Sheraton Grand Mirage Resort Gold Coast was officially sold on Friday 3 November, 2023, with the Star receiving in the region of A$60m in net proceeds from the sale.
Australian Wattle Development purchased the Sheraton Grand Mirage Resort Gold Coast in a A$140m deal alongside Hong Kong-based partners Chow Tai Fook Enterprises and Far East Consortium in January 2017.
Last month, the operator, which recently detailed a comprehensive refinancing and capital restructure initiative, vowed to learn the lessons from the past amid a proclamation that 2023 “will be remembered as a watershed year” for the company.
The comments were made by David Foster, Chair and Independent Non-Executive Director, in the operator’s latest annual report, following a series of regulatory run-ins that have blighted the Australian casino industry.
In September 2021, the then Independent Liquor and Gaming Authority, now the NSW Independent Casino Commission, appointed Adam Bell SC to conduct a review of The Star.
The main goal was to assess its suitability to hold and be associated with a casino licence in the region, including compliance with its regulatory and legal obligations.
In September 2022, an unsuitability verdict was issued, with “many governance, risk management and cultural failings” reported as being discovered, with Star also found to have treated the state regulator “with disdain” and having delivered “deceptive” communications in the past.
This was followed by a similar ruling some time later within the group’s home market of Queensland, with Star subsequently hit with a pair of A$100m penalty packages as well as a number of remediation orders.

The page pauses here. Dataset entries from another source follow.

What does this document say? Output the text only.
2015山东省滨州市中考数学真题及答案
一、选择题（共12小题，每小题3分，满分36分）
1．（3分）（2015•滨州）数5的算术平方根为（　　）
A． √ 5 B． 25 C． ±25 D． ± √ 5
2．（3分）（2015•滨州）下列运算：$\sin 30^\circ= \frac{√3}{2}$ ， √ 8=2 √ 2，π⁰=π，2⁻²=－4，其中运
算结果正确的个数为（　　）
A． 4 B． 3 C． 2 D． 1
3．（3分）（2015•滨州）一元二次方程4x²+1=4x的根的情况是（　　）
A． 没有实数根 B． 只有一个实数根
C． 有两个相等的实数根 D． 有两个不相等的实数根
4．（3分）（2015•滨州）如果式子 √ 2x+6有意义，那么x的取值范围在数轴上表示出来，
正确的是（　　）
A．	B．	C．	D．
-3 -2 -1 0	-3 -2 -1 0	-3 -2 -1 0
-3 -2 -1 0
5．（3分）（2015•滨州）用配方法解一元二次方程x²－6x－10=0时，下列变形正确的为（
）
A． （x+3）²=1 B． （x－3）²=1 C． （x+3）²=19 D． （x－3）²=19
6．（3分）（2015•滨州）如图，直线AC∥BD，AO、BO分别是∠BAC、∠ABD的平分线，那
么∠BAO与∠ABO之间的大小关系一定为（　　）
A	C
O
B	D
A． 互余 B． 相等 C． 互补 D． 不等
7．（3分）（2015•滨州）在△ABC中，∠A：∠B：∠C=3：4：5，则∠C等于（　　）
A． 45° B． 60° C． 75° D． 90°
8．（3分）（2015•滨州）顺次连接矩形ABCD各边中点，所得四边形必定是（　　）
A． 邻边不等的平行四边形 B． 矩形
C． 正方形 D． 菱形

Further regulatory issues have seen the operator become subject of enforcement action from Australia’s financial watchdog AUSTRAC, and counting four class action lawsuits being levelled against the group.
Last month, Star revealed that it had swung to a huge A$2.43bn statutory net loss for the 12 months ending June 30, 2023, as the numerous challenges encountered across recent times continue to take their toll on the company.
This figure included A$2.82bn of significant items that comprise a non-cash impairment of The Star Sydney, The Star Gold Coast and Treasury (A$2.17bn), debt restructuring costs (A$54m) and redundancy costs (A$16m).
Furthermore, A$593m in ongoing regulatory and legal costs includes NICC and OLGR fines, AUSTRAC civil proceedings, unpaid NSW casino duty and costs associated with ongoing regulatory reviews.